Nick Clegg announces ‘fairness premium’

Next week's comprehensive spending review (CSR) will include a £7 billion "fairness premium" to help children from poorer families as they go through nursery, school and university, Nick Clegg announced today.

The package will include free pre-school education for two-year-olds from disadvantaged households, a "pupil premium" providing extra cash while they are at school and a "student premium" to help them in higher education. The new cash is expected to support children from the poorest 20% of families.

  • This was a key Liberal Democrat election pledge that we are now delivering in Government
  • In the Spending Review we will provide extra funds – a total of over £7 billion – for a “fairness premium”, stretching from the age of two to the age of twenty. This is money spent on giving the poorest children a better start in life.
  • So while the CSR will cut spending, it will increase our investments in fairness, and in particular in the promotion of social mobility and life chances.

1. Early Years

· The 15hrs a week currently available for all 3 and 4 year olds will be protected.

· In addition, we will be adding an additional 15hrs a week of early years education for 2 year olds for the poorest families (the bottom 20% - children who receive full school meals).

2. The Pupil Premium

· The Pupil Premium means schools will receive additional funds to offer targeted help to every pupil eligible for free school meals. This will reduce educational inequalities.

· This is longstanding Liberal Democrat policy and one of our four key manifesto pledges.

· It is not up to Whitehall or politicians how they spend that money. It is up to the schools themselves.

o It is earmarked to help those who need it most but it can be used for one-to-one tuition; catch-up classes; after school projects; new equipment. Whatever schools and teachers feel will help their children the most.

· It is not just the poorest students which will benefit from this. All the evidence shows that the increase in funds will help drag the whole class along. For example, all children in the school (not just the poorest students at whom the Premium is targeted) would benefit from new equipment.

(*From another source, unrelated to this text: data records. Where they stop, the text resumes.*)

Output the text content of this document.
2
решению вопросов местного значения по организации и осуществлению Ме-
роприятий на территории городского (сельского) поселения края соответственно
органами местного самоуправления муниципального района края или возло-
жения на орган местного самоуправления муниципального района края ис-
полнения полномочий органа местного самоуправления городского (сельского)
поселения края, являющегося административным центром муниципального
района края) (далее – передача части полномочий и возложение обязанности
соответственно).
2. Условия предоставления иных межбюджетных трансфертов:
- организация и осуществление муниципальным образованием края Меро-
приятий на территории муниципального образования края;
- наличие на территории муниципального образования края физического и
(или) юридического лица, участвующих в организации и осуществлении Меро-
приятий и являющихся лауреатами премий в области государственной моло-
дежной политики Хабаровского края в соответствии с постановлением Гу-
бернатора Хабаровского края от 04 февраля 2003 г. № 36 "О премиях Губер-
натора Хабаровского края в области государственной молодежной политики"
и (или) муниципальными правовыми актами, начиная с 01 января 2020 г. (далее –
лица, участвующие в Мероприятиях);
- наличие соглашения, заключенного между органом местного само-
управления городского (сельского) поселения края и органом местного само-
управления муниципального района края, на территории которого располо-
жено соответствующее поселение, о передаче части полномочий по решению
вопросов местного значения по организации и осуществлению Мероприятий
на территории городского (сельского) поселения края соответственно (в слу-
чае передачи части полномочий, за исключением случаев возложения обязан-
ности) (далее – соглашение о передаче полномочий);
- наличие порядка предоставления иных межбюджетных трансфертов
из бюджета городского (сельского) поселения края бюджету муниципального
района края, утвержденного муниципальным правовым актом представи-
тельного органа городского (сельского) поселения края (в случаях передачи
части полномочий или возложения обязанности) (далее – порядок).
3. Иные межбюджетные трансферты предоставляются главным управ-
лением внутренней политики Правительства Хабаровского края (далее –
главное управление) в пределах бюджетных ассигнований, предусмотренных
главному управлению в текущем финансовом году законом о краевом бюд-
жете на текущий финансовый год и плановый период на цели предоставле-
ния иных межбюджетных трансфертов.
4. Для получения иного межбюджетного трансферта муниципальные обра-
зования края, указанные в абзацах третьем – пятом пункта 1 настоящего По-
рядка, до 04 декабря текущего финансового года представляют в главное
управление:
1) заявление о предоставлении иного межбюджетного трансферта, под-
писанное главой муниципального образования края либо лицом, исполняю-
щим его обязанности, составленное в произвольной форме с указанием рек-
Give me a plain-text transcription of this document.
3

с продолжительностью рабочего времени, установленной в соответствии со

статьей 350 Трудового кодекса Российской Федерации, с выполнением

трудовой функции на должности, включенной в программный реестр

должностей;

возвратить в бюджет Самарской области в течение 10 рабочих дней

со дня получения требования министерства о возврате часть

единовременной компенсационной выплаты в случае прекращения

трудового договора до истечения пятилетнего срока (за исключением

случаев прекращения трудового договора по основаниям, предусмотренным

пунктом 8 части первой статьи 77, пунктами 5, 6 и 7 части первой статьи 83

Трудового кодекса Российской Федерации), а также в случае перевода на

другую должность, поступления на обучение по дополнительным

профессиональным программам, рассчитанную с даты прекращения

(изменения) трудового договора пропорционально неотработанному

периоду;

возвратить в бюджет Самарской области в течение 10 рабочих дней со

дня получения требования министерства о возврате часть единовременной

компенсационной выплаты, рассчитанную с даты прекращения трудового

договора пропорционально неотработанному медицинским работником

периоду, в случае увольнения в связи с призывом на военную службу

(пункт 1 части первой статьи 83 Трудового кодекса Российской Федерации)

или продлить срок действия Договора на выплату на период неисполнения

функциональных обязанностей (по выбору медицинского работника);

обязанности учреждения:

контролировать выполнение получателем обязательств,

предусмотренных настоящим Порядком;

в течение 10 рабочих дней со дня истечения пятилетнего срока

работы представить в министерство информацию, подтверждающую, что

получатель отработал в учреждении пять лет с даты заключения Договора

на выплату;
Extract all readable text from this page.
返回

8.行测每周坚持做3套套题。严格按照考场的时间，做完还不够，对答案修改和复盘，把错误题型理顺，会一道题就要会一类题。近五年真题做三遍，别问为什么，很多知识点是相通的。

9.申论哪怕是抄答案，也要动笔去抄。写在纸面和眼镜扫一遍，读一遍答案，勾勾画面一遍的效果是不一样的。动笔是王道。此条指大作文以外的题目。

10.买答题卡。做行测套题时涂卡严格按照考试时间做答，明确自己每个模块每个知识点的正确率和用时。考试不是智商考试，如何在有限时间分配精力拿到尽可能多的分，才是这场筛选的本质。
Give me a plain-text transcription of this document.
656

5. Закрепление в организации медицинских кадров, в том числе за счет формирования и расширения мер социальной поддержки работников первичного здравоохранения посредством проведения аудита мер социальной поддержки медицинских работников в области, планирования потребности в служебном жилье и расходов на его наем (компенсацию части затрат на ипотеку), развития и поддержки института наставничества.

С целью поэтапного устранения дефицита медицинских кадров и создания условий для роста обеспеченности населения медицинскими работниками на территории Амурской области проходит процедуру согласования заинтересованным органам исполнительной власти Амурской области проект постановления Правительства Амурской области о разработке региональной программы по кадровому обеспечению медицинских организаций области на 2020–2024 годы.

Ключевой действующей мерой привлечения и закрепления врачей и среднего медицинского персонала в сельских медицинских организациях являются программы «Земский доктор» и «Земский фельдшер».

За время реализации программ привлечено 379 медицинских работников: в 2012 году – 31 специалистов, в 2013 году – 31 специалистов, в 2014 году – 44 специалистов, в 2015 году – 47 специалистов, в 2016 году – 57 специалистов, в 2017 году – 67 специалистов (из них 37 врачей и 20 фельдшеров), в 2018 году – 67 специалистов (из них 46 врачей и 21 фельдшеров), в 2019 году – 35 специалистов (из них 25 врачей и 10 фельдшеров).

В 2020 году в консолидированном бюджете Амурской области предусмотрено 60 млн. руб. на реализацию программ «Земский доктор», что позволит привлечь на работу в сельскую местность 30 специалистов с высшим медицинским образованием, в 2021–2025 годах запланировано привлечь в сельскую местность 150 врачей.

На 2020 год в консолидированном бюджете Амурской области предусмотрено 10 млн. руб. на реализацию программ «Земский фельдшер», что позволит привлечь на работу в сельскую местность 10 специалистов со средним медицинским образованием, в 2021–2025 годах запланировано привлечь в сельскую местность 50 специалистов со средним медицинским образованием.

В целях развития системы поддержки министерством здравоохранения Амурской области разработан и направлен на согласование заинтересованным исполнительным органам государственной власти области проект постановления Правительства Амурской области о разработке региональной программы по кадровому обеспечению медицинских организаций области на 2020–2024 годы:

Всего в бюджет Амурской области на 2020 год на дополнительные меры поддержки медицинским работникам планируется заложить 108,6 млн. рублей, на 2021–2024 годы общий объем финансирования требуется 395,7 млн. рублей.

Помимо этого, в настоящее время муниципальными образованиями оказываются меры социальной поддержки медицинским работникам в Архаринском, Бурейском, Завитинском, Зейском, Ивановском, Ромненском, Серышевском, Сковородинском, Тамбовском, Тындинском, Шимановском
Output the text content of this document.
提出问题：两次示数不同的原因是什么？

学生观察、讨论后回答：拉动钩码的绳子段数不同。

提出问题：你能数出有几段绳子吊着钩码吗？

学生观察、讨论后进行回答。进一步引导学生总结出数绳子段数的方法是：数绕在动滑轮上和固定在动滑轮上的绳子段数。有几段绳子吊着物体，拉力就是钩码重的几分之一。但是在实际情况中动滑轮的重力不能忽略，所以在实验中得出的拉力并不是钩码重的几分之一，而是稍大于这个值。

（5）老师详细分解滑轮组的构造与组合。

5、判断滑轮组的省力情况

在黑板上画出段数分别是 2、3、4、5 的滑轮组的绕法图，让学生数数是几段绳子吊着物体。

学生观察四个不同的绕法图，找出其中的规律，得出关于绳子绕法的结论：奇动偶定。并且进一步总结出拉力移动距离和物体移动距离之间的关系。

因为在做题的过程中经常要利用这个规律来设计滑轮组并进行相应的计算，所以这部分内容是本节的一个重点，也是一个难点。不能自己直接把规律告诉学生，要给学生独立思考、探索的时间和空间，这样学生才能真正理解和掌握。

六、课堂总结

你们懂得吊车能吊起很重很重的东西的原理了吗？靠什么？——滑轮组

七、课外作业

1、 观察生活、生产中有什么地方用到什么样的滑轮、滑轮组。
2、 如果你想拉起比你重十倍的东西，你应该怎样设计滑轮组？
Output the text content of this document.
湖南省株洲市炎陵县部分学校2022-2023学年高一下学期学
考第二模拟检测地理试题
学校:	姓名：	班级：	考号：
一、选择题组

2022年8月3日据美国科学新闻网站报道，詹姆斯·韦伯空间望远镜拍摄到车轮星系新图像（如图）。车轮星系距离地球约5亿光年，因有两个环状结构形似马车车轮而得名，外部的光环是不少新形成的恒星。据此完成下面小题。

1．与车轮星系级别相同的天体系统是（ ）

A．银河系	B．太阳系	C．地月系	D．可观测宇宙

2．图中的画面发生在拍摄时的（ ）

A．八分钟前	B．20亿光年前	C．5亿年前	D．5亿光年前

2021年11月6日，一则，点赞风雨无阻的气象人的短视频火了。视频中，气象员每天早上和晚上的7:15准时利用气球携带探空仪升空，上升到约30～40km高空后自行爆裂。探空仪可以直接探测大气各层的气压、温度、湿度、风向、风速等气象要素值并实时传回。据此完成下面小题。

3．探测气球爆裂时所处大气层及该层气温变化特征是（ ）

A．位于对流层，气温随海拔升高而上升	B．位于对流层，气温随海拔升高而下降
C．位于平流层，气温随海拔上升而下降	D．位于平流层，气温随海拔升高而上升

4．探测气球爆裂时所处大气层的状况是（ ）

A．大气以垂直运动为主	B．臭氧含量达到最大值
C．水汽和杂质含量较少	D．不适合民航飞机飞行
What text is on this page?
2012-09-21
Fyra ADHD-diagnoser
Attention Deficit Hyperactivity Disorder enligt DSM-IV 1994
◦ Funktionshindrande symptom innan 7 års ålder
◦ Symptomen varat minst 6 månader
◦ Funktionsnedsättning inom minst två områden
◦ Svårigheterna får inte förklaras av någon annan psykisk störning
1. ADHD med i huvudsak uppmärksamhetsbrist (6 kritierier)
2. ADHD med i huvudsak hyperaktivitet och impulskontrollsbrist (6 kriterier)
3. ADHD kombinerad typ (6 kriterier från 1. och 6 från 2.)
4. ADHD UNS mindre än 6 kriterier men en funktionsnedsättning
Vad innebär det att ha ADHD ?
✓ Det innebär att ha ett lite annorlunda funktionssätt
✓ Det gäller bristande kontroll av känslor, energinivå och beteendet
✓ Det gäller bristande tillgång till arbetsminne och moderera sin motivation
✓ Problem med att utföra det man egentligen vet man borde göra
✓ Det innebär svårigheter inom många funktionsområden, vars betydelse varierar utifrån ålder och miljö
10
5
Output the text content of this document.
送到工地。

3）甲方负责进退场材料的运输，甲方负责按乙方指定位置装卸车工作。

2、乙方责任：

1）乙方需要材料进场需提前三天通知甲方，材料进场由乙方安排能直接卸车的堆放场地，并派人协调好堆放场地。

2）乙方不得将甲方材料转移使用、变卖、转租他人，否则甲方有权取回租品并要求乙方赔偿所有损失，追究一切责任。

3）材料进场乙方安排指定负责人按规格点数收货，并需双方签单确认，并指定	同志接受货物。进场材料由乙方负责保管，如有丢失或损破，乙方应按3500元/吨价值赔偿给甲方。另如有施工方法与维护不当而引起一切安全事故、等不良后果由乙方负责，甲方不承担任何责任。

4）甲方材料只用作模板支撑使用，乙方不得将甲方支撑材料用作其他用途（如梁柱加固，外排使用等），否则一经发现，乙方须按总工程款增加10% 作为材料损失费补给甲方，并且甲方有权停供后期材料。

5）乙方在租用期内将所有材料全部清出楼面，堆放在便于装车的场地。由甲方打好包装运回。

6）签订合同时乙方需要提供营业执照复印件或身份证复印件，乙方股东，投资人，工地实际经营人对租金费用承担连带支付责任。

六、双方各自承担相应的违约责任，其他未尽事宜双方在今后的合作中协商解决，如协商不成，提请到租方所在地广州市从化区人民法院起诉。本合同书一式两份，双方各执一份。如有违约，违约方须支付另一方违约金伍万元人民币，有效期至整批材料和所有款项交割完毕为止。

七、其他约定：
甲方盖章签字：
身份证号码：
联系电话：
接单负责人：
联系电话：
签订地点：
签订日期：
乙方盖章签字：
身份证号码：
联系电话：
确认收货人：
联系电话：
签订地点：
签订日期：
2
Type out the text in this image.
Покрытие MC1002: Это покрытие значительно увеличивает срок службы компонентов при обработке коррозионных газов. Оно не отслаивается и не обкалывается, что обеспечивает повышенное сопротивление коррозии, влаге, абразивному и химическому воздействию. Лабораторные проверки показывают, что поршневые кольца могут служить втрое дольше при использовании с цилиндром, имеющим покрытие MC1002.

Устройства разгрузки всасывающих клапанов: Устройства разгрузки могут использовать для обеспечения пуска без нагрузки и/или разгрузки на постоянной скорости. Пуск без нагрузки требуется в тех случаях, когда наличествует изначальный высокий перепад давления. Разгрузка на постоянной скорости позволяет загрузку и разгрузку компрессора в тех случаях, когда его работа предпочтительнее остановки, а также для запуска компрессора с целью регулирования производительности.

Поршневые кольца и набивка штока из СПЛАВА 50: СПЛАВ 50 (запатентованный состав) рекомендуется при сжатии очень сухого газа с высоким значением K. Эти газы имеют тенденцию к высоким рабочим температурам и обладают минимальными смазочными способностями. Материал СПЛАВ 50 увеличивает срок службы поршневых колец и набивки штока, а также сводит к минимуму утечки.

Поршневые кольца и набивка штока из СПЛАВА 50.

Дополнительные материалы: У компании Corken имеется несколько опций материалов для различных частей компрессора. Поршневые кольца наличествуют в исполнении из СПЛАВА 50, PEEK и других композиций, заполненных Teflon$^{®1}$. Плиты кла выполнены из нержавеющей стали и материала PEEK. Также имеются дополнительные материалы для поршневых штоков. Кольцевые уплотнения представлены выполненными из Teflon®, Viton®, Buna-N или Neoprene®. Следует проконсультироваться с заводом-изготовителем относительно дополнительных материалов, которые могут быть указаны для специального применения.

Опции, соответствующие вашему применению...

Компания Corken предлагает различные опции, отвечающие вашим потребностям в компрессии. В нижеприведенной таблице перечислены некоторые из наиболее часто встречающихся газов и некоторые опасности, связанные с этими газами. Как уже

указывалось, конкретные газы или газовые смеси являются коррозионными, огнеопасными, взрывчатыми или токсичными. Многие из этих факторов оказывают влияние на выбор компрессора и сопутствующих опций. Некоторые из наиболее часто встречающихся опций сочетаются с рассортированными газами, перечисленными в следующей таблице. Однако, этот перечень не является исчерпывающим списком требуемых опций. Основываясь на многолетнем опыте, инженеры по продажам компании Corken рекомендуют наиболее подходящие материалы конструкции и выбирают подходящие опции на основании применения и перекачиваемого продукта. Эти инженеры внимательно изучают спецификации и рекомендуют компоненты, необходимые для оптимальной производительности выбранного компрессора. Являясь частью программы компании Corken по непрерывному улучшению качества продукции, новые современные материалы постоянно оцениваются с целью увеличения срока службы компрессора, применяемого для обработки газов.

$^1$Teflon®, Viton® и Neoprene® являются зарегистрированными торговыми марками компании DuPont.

· In the long-term, this will benefit everyone. Targeted intervention at our poorest students will cut crime, mean less spending on damaged adults etc.

3. University

· Vince Cable will make an announcement in the next couple of weeks about how we will provide a student premium to the least advantaged students to ensure that bright children from disadvantaged backgrounds are not held back by the circumstances of their birth.


(Although the pupil premium as such will be delivered only in England, the settlement for the Welsh Assembly Government will take account of it.)

3 comments:

StARTSPACE said...

Appears the pupil premium as new money was not true or as Clegg himself would say, a lie!!! see the BBC
'Pupil premium' means school cuts elsewhere - Gove

Aberavon and Neath Liberal Democrats said...

Not a lie, if Nick believed that was the case when he announced it. Doubts only crept in at the end of last week. I was at a seminar last Friday at which Andrew Stunell was asked directly about the rumours, and he seemed genuinely unsure.

If what Gove said on "The Politics Show" is true (and he has been known to admit mis-speaking before now), then it is a betrayal of trust by the Treasury and the Conservatives. We would surely not have accepted "free schools" and the extension of the academies programme if we had known that other education budgets were to be raided to pay for the pupil premium.

As I have written elsewhere, I am glad that education is devolved in Wales.

Frank Little

Aberavon and Neath Liberal Democrats said...

David Laws says:
Some people have tried to make mischief by claiming that the pupil premium is not additional money. This is nonsense. Without the pupil premium, I suspect that the budget for schools would have been based on a per pupil cash freeze for the period up to 2015. That would have meant a real cut in schools funding over the next few years. Instead, schools funding will rise by 0.1% (above inflation) each year until 2015 – that is a major achievement when the budgets of some departments are being cut by as much as a third. This is also a real-terms guarantee which the last Labour government was not able to make.